Method to provide the VEnCode object with the information on which celltype is the target.

add_celltype(data_from, celltypes=False, sample_types='cell lines', fantom=True, **kwargs)

Adds expression data for celltypes from other data sets (with similar regulatory element information). Examples include adding data from a cancer cell type to a primary cell type data set.

Parameters
  • data_from (str, DataTpm) – Data containing the celltypes to add. Can be either another DataTpm object or the path to a file eligible to be converted into a DataTpm object.

  • celltypes (str, list, dict) – Celltypes to merge with the DataTpmFantom5 data. If false it will add all provided data.

  • sample_types ({'primary cells', 'cell lines', 'time courses'}, optional) – Sample type of the data set to add.

  • fantom (bool) – Is your data to add from FANTOM5 CAGE-seq? if so put True. Else, False.

  • kwargs – Are used to create a new DataTpmFantom5 object from “data_from” to add to the data set. So, if that is the case, check DataTpmFantom5 documentation.

make_data_celltype_specific(target_celltype, supersets={'CD14+ CD16+ Monocytes': 'CD14+ Monocytes', 'CD14+ CD16- Monocytes': 'CD14+ Monocytes', 'CD4+CD25+CD45RA+ naive regulatory T cells': 'CD4+ T Cells', 'CD4+CD25+CD45RA- memory regulatory T cells': 'CD4+ T Cells', 'CD4+CD25-CD45RA+ naive conventional T cells': 'CD4+ T Cells', 'CD4+CD25-CD45RA- memory conventional T cells': 'CD4+ T Cells'})

Determines celltype/donors (columns) of interest to analyse later. For previously parsed files, opens the specific file for that celltype.

Parameters
  • target_celltype (str, dict) – The celltype to target for analysis.

  • supersets (dict) – When a celltype is a subset of other, we must remove that superset celltype to analyse the subset.

merge_donors_primary(exclude_target=True)

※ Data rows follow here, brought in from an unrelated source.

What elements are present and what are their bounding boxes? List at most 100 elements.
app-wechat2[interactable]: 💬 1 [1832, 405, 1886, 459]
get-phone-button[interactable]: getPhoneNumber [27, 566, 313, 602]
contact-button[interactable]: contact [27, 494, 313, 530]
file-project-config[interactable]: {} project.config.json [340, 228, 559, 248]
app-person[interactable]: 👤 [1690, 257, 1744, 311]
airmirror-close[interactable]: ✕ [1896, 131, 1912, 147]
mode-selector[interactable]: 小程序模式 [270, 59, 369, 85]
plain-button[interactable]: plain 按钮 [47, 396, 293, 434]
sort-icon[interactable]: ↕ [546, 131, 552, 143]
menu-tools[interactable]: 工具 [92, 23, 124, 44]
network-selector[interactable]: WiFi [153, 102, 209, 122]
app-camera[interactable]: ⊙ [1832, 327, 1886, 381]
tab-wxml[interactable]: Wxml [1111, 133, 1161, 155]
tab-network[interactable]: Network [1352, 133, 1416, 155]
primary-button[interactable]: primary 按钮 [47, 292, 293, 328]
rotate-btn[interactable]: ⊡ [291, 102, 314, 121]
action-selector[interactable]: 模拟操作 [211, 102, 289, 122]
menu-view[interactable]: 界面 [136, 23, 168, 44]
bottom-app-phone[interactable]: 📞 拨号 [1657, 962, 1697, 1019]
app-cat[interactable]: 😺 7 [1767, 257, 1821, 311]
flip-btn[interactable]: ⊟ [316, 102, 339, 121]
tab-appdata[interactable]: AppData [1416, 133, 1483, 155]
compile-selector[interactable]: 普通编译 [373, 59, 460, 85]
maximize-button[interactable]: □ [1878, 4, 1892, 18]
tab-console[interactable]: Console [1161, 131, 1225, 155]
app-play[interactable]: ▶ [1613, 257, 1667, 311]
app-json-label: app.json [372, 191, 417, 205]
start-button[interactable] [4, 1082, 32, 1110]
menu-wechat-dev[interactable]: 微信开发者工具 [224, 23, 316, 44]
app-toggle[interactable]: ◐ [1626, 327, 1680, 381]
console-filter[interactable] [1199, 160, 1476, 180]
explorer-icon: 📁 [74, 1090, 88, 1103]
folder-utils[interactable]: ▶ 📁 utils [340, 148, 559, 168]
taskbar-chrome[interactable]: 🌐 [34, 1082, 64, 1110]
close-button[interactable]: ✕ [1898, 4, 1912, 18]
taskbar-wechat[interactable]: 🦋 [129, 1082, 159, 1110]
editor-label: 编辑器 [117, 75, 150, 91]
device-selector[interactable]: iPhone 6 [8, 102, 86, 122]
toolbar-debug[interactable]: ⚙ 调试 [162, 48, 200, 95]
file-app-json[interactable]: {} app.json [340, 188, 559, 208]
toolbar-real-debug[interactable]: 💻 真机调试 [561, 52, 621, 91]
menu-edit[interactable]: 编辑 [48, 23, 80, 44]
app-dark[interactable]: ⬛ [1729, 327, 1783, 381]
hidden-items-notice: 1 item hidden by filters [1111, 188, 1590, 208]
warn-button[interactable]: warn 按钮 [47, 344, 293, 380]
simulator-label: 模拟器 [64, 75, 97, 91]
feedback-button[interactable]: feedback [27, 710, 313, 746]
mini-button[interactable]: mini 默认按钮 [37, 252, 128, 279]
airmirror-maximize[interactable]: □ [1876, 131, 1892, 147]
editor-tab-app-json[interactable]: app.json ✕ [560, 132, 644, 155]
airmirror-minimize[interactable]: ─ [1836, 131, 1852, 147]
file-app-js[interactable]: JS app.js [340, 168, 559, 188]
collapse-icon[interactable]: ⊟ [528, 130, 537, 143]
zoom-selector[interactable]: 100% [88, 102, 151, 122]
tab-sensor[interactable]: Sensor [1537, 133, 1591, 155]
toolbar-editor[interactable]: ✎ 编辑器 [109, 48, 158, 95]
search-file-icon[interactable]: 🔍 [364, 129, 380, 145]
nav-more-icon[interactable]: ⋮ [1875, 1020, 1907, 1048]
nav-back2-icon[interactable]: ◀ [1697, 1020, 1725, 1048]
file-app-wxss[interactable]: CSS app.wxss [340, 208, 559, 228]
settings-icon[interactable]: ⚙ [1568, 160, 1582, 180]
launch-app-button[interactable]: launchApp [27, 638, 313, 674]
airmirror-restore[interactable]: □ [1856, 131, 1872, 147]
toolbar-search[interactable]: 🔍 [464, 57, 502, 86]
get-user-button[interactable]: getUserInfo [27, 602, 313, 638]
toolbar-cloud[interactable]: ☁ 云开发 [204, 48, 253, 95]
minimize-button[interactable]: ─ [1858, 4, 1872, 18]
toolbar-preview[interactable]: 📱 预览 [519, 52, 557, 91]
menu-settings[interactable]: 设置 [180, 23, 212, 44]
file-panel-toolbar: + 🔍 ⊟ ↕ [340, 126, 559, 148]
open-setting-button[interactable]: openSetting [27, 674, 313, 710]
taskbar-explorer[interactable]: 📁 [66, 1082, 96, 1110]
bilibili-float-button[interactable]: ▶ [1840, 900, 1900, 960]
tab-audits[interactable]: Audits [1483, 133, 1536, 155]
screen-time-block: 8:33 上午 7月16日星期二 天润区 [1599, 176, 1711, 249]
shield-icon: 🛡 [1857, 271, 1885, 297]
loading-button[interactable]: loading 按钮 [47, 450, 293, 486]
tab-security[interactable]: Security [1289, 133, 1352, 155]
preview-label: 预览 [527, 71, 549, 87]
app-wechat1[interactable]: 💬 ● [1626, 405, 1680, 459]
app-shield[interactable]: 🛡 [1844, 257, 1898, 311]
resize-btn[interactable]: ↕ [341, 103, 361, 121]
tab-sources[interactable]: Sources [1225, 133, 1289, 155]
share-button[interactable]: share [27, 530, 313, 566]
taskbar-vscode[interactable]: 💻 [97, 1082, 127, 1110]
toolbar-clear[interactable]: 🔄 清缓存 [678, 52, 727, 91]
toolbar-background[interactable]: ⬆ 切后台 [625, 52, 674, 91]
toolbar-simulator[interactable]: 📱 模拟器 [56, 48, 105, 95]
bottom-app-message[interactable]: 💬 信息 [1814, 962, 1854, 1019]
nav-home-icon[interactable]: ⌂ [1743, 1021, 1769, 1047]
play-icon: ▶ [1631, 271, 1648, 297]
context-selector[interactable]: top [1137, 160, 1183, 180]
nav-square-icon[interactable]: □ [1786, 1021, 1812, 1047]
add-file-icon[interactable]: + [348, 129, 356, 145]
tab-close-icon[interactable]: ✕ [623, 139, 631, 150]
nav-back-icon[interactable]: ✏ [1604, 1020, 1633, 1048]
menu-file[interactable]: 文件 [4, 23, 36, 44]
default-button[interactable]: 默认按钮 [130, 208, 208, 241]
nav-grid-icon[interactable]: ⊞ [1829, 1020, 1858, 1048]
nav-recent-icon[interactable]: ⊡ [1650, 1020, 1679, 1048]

Merges replicate samples into one celltype. Specific method to use when dealing with FANTOM5 primary celltypes.

A more conservative, but faster approach to data set mining. Celltype columns are created by merging all replicates/donors for that celltype. The value for the merged column corresponds the average of all replicates/donors.

Parameters

exclude_target (bool) – True if the target celltype replicates are not to be merged. Otherwise, False.

remove_celltype(celltypes, merged=True)

Removes a specific celltype from the data.

Parameters
  • celltypes (in, list) – Celltype(s) to remove.

  • merged (bool) – If the data has been previously merged into celltypes, True. If columns represent replicates/donors, False.